Manley lost; Seaga became Prime Minister and the first foreign visitor to the Reagan White House.


Dudus’ father, Lester, emerged from the violence campaigns as head of the Shower Posse (they sprayed their victims with automatic weapons) in West Kingston. Having secured a political alliance with the winner in 1980, and possessing arms from the CIA, he began dealing drugs and weapons.


So powerful had the posse become – now under Dudis the son -- that Labor Party chief and now Prime Minister Bruce Golding tried to defuse the US extradition request for nine months. The State Department assured him that continued resistance would endanger US-Jamaican relations (aid money) and his political career.


But Washington sneers at Venezuelan pressure just as George H. W. Bush in 1990 derided his own Justice Department’s strong advice against pardoning Orlando Bosch, Posada’s co-conspirator in the airline bombing. Judges play along with the charade. One magistrate, without fact or testimony, ruled against Posada's extradition to Venezuela because Posada’s lawyer claimed Venezuela would torture him “while in custody."

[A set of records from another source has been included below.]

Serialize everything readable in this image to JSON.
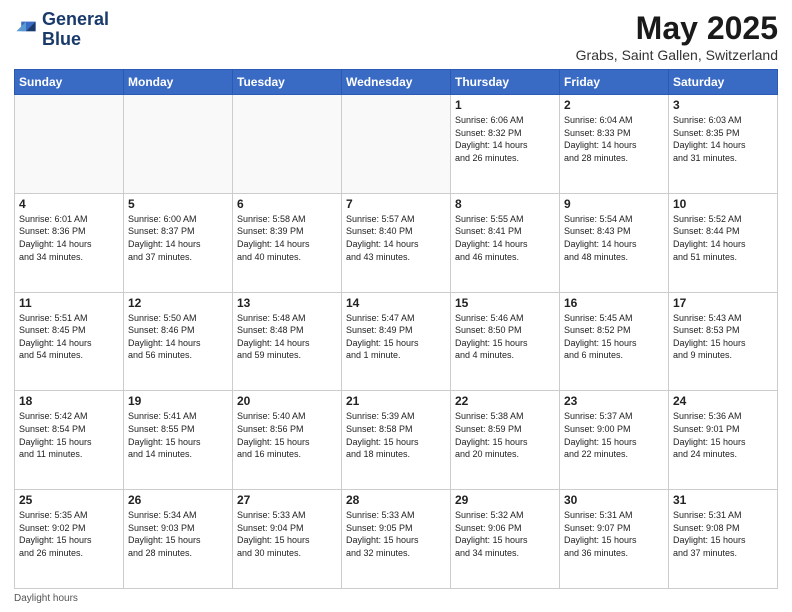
{
  "logo": {
    "line1": "General",
    "line2": "Blue"
  },
  "title": "May 2025",
  "subtitle": "Grabs, Saint Gallen, Switzerland",
  "days_header": [
    "Sunday",
    "Monday",
    "Tuesday",
    "Wednesday",
    "Thursday",
    "Friday",
    "Saturday"
  ],
  "footer_label": "Daylight hours",
  "weeks": [
    [
      {
        "day": "",
        "info": ""
      },
      {
        "day": "",
        "info": ""
      },
      {
        "day": "",
        "info": ""
      },
      {
        "day": "",
        "info": ""
      },
      {
        "day": "1",
        "info": "Sunrise: 6:06 AM\nSunset: 8:32 PM\nDaylight: 14 hours\nand 26 minutes."
      },
      {
        "day": "2",
        "info": "Sunrise: 6:04 AM\nSunset: 8:33 PM\nDaylight: 14 hours\nand 28 minutes."
      },
      {
        "day": "3",
        "info": "Sunrise: 6:03 AM\nSunset: 8:35 PM\nDaylight: 14 hours\nand 31 minutes."
      }
    ],
    [
      {
        "day": "4",
        "info": "Sunrise: 6:01 AM\nSunset: 8:36 PM\nDaylight: 14 hours\nand 34 minutes."
      },
      {
        "day": "5",
        "info": "Sunrise: 6:00 AM\nSunset: 8:37 PM\nDaylight: 14 hours\nand 37 minutes."
      },
      {
        "day": "6",
        "info": "Sunrise: 5:58 AM\nSunset: 8:39 PM\nDaylight: 14 hours\nand 40 minutes."
      },
      {
        "day": "7",
        "info": "Sunrise: 5:57 AM\nSunset: 8:40 PM\nDaylight: 14 hours\nand 43 minutes."
      },
      {
        "day": "8",
        "info": "Sunrise: 5:55 AM\nSunset: 8:41 PM\nDaylight: 14 hours\nand 46 minutes."
      },
      {
        "day": "9",
        "info": "Sunrise: 5:54 AM\nSunset: 8:43 PM\nDaylight: 14 hours\nand 48 minutes."
      },
      {
        "day": "10",
        "info": "Sunrise: 5:52 AM\nSunset: 8:44 PM\nDaylight: 14 hours\nand 51 minutes."
      }
    ],
    [
      {
        "day": "11",
        "info": "Sunrise: 5:51 AM\nSunset: 8:45 PM\nDaylight: 14 hours\nand 54 minutes."
      },
      {
        "day": "12",
        "info": "Sunrise: 5:50 AM\nSunset: 8:46 PM\nDaylight: 14 hours\nand 56 minutes."
      },
      {
        "day": "13",
        "info": "Sunrise: 5:48 AM\nSunset: 8:48 PM\nDaylight: 14 hours\nand 59 minutes."
      },
      {
        "day": "14",
        "info": "Sunrise: 5:47 AM\nSunset: 8:49 PM\nDaylight: 15 hours\nand 1 minute."
      },
      {
        "day": "15",
        "info": "Sunrise: 5:46 AM\nSunset: 8:50 PM\nDaylight: 15 hours\nand 4 minutes."
      },
      {
        "day": "16",
        "info": "Sunrise: 5:45 AM\nSunset: 8:52 PM\nDaylight: 15 hours\nand 6 minutes."
      },
      {
        "day": "17",
        "info": "Sunrise: 5:43 AM\nSunset: 8:53 PM\nDaylight: 15 hours\nand 9 minutes."
      }
    ],
    [
      {
        "day": "18",
        "info": "Sunrise: 5:42 AM\nSunset: 8:54 PM\nDaylight: 15 hours\nand 11 minutes."
      },
      {
        "day": "19",
        "info": "Sunrise: 5:41 AM\nSunset: 8:55 PM\nDaylight: 15 hours\nand 14 minutes."
      },
      {
        "day": "20",
        "info": "Sunrise: 5:40 AM\nSunset: 8:56 PM\nDaylight: 15 hours\nand 16 minutes."
      },
      {
        "day": "21",
        "info": "Sunrise: 5:39 AM\nSunset: 8:58 PM\nDaylight: 15 hours\nand 18 minutes."
      },
      {
        "day": "22",
        "info": "Sunrise: 5:38 AM\nSunset: 8:59 PM\nDaylight: 15 hours\nand 20 minutes."
      },
      {
        "day": "23",
        "info": "Sunrise: 5:37 AM\nSunset: 9:00 PM\nDaylight: 15 hours\nand 22 minutes."
      },
      {
        "day": "24",
        "info": "Sunrise: 5:36 AM\nSunset: 9:01 PM\nDaylight: 15 hours\nand 24 minutes."
      }
    ],
    [
      {
        "day": "25",
        "info": "Sunrise: 5:35 AM\nSunset: 9:02 PM\nDaylight: 15 hours\nand 26 minutes."
      },
      {
        "day": "26",
        "info": "Sunrise: 5:34 AM\nSunset: 9:03 PM\nDaylight: 15 hours\nand 28 minutes."
      },
      {
        "day": "27",
        "info": "Sunrise: 5:33 AM\nSunset: 9:04 PM\nDaylight: 15 hours\nand 30 minutes."
      },
      {
        "day": "28",
        "info": "Sunrise: 5:33 AM\nSunset: 9:05 PM\nDaylight: 15 hours\nand 32 minutes."
      },
      {
        "day": "29",
        "info": "Sunrise: 5:32 AM\nSunset: 9:06 PM\nDaylight: 15 hours\nand 34 minutes."
      },
      {
        "day": "30",
        "info": "Sunrise: 5:31 AM\nSunset: 9:07 PM\nDaylight: 15 hours\nand 36 minutes."
      },
      {
        "day": "31",
        "info": "Sunrise: 5:31 AM\nSunset: 9:08 PM\nDaylight: 15 hours\nand 37 minutes."
      }
    ]
  ]
}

The Caribbean states (Caricom) called the 1976 Cubana airline bombing “terrorism in Caribbean airspace.” Ricky Siingh writing in the Jamaica Observer said “no double standards on implementation of bilateral extradition treaties should be permitted on the part of Jamaica and the USA in the case of Christopher Coke; or that involving Venezuela and America for the extradition of Posada.” June 20?? Accusing the United States of double standards is like charging a prostitute with having sex. Indeed, US behavior in the Posada case gives hypocrisy a bad name.


Hubris with Jamaica over a druggie! The stalling game played with Venezuela over a terrorist! Wouldn’t it be nice to live in a nation of law?


Landau directed Michael Manley’s campaign films in 1976 and 1980. Counterpunch published his A BUSH AND BOTOX WORLD.